Furo Iyenemi

Personal information
- Full name: Iyenemi Charles Furo^{[citation needed]}
- Date of birth: 17 July 1978 (age 47)
- Place of birth: Okrika, Nigeria
- Height: 1.86 m (6 ft 1 in)
- Position: Defender

Youth career
- Sharks

Senior career*
- Years: Team / Apps / (Gls)
- 1995–1997: Paris Saint-Germain B
- 1997–1999: Waregem / 55 / (2)
- 1999–2000: Sion / 13 / (1)
- 2000: Royal Antwerp / 0 / (0)
- 2000–2002: Sion / 8 / (0)
- 2003: Akratitos / 7 / (1)
- 2004–2005: Istres / 0 / (0)
- 2005–2006: Servette / 5 / (0)

International career
- 2000: Nigeria U23 / 2 / (0)
- 2000: Nigeria / 5 / (0)

= Furo Iyenemi =

Nigerian footballer

Furo Iyenemi (born 17 July 1978) is a retired Nigerian international footballer who played as a defender for clubs in France, Belgium, Switzerland and Greece.

==Club career==
Born in Okrika, Iyenemi moved to France and began playing football for Paris Saint-Germain's reserve side in 1995. He signed a contract with Belgian Pro League club K.S.V. Waregem in 1997. He acquired Belgian citizenship and moved to Swiss Super League side FC Sion.
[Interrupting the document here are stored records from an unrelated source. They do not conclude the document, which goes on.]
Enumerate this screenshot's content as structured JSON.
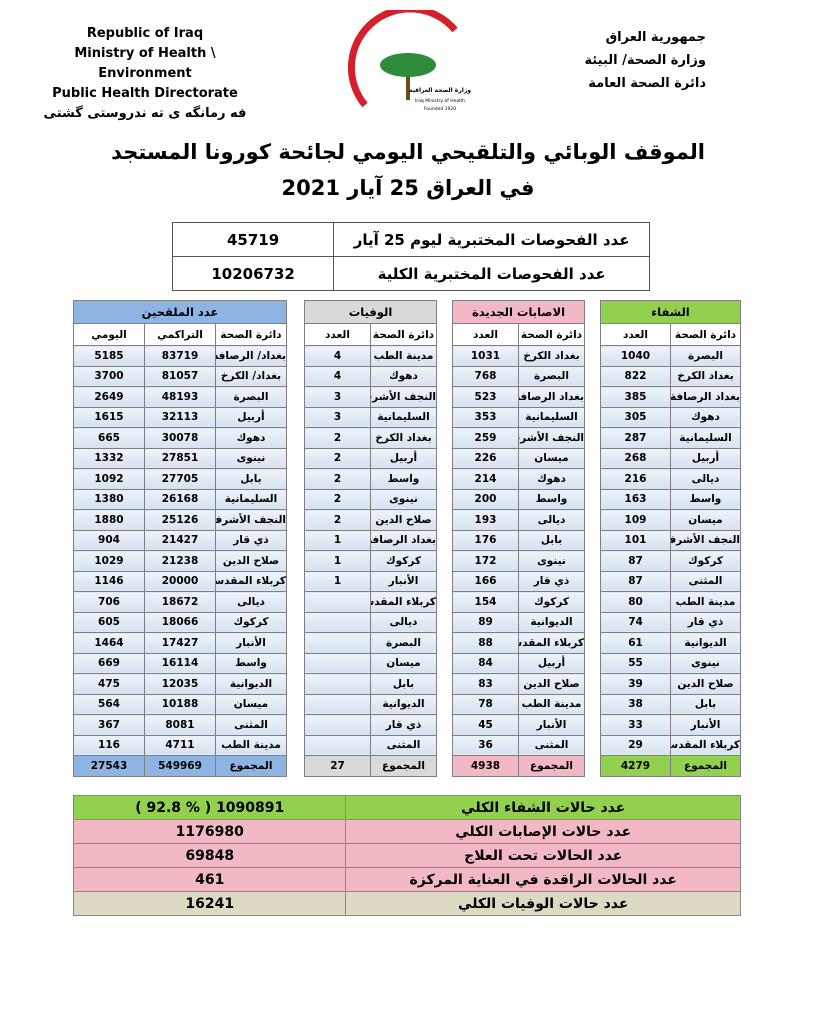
{
  "header": {
    "left": [
      "Republic of Iraq",
      "Ministry of Health \\ Environment",
      "Public Health Directorate",
      "فه رمانگه ی ته ندروستی گشتی"
    ],
    "right": [
      "جمهورية العراق",
      "وزارة الصحة/ البيئة",
      "دائرة الصحة العامة"
    ],
    "logo": [
      "وزارة الصحة العراقية",
      "Iraq Ministry of Health",
      "Founded 1920"
    ]
  },
  "title": [
    "الموقف الوبائي والتلقيحي اليومي لجائحة كورونا المستجد",
    "في العراق 25 آيار 2021"
  ],
  "tests": [
    [
      "عدد الفحوصات المختبرية ليوم 25 آيار",
      45719
    ],
    [
      "عدد الفحوصات المختبرية الكلية",
      10206732
    ]
  ],
  "tables": [
    {
      "title": "الشفاء",
      "columns": [
        "دائرة الصحة",
        "العدد"
      ],
      "rows": [
        [
          "البصرة",
          1040
        ],
        [
          "بغداد الكرخ",
          822
        ],
        [
          "بغداد الرصافة",
          385
        ],
        [
          "دهوك",
          305
        ],
        [
          "السليمانية",
          287
        ],
        [
          "أربيل",
          268
        ],
        [
          "ديالى",
          216
        ],
        [
          "واسط",
          163
        ],
        [
          "ميسان",
          109
        ],
        [
          "النجف الأشرف",
          101
        ],
        [
          "كركوك",
          87
        ],
        [
          "المثنى",
          87
        ],
        [
          "مدينة الطب",
          80
        ],
        [
          "ذي قار",
          74
        ],
        [
          "الديوانية",
          61
        ],
        [
          "نينوى",
          55
        ],
        [
          "صلاح الدين",
          39
        ],
        [
          "بابل",
          38
        ],
        [
          "الأنبار",
          33
        ],
        [
          "كربلاء المقدسة",
          29
        ],
        [
          "المجموع",
          4279
        ]
      ]
    },
    {
      "title": "الاصابات الجديدة",
      "columns": [
        "دائرة الصحة",
        "العدد"
      ],
      "rows": [
        [
          "بغداد الكرخ",
          1031
        ],
        [
          "البصرة",
          768
        ],
        [
          "بغداد الرصافة",
          523
        ],
        [
          "السليمانية",
          353
        ],
        [
          "النجف الأشرف",
          259
        ],
        [
          "ميسان",
          226
        ],
        [
          "دهوك",
          214
        ],
        [
          "واسط",
          200
        ],
        [
          "ديالى",
          193
        ],
        [
          "بابل",
          176
        ],
        [
          "نينوى",
          172
        ],
        [
          "ذي قار",
          166
        ],
        [
          "كركوك",
          154
        ],
        [
          "الديوانية",
          89
        ],
        [
          "كربلاء المقدسة",
          88
        ],
        [
          "أربيل",
          84
        ],
        [
          "صلاح الدين",
          83
        ],
        [
          "مدينة الطب",
          78
        ],
        [
          "الأنبار",
          45
        ],
        [
          "المثنى",
          36
        ],
        [
          "المجموع",
          4938
        ]
      ]
    },
    {
      "title": "الوفيات",
      "columns": [
        "دائرة الصحة",
        "العدد"
      ],
      "rows": [
        [
          "مدينة الطب",
          4
        ],
        [
          "دهوك",
          4
        ],
        [
          "النجف الأشرف",
          3
        ],
        [
          "السليمانية",
          3
        ],
        [
          "بغداد الكرخ",
          2
        ],
        [
          "أربيل",
          2
        ],
        [
          "واسط",
          2
        ],
        [
          "نينوى",
          2
        ],
        [
          "صلاح الدين",
          2
        ],
        [
          "بغداد الرصافة",
          1
        ],
        [
          "كركوك",
          1
        ],
        [
          "الأنبار",
          1
        ],
        [
          "كربلاء المقدسة"
        ],
        [
          "ديالى"
        ],
        [
          "البصرة"
        ],
        [
          "ميسان"
        ],
        [
          "بابل"
        ],
        [
          "الديوانية"
        ],
        [
          "ذي قار"
        ],
        [
          "المثنى"
        ],
        [
          "المجموع",
          27
        ]
      ]
    },
    {
      "title": "عدد الملقحين",
      "columns": [
        "دائرة الصحة",
        "التراكمي",
        "اليومي"
      ],
      "rows": [
        [
          "بغداد/ الرصافة",
          83719,
          5185
        ],
        [
          "بغداد/ الكرخ",
          81057,
          3700
        ],
        [
          "البصرة",
          48193,
          2649
        ],
        [
          "أربيل",
          32113,
          1615
        ],
        [
          "دهوك",
          30078,
          665
        ],
        [
          "نينوى",
          27851,
          1332
        ],
        [
          "بابل",
          27705,
          1092
        ],
        [
          "السليمانية",
          26168,
          1380
        ],
        [
          "النجف الأشرف",
          25126,
          1880
        ],
        [
          "ذي قار",
          21427,
          904
        ],
        [
          "صلاح الدين",
          21238,
          1029
        ],
        [
          "كربلاء المقدسة",
          20000,
          1146
        ],
        [
          "ديالى",
          18672,
          706
        ],
        [
          "كركوك",
          18066,
          605
        ],
        [
          "الأنبار",
          17427,
          1464
        ],
        [
          "واسط",
          16114,
          669
        ],
        [
          "الديوانية",
          12035,
          475
        ],
        [
          "ميسان",
          10188,
          564
        ],
        [
          "المثنى",
          8081,
          367
        ],
        [
          "مدينة الطب",
          4711,
          116
        ],
        [
          "المجموع",
          549969,
          27543
        ]
      ]
    }
  ],
  "summary": [
    [
      "عدد حالات الشفاء الكلي",
      "( 92.8 % )  1090891"
    ],
    [
      "عدد حالات الإصابات الكلي",
      1176980
    ],
    [
      "عدد الحالات تحت العلاج",
      69848
    ],
    [
      "عدد الحالات الراقدة في العناية المركزة",
      461
    ],
    [
      "عدد حالات الوفيات الكلي",
      16241
    ]
  ]
}
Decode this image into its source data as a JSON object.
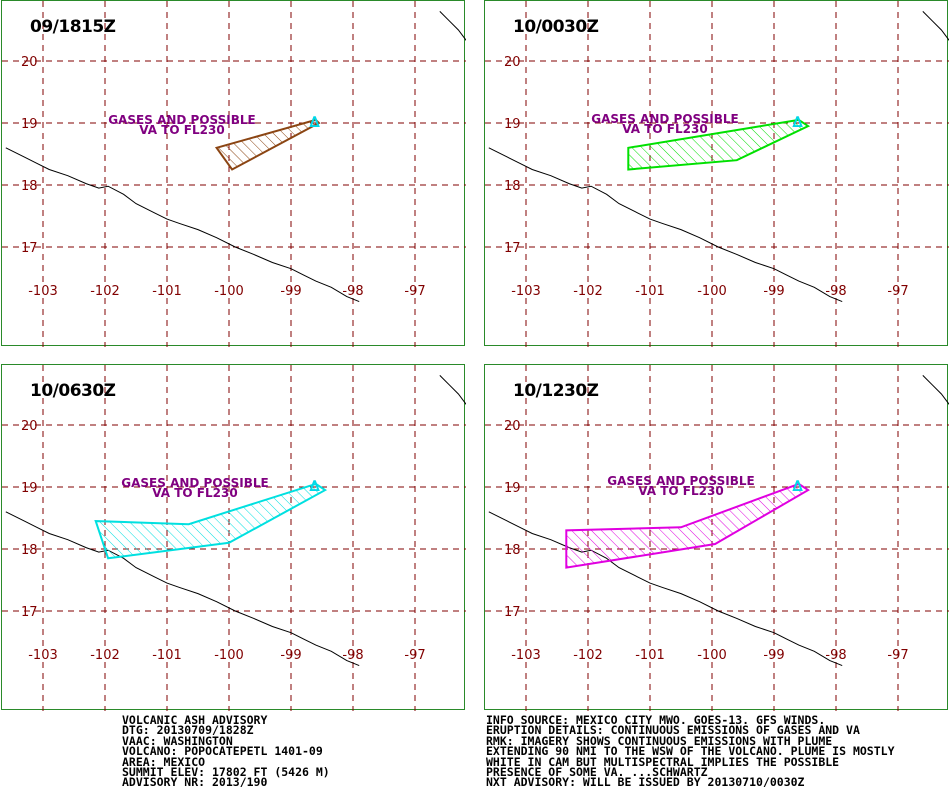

In January 2003, Iyenemi joined Super League Greece side Akratitos F.C., where he made 7 league appearances before leaving the club.

==International career==
Iyenemi played for Nigeria at the 2000 Summer Olympics in Sydney. He captained the team as they reached the last eight of the tournament.

Iyenemi played for the Nigeria national football team at the 2000 African Cup of Nations finals, making five appearances as Nigeria finished runners-up.

==Personal life==
His son, Kaye Furo, plays professional football in Belgium for Club Brugge KV.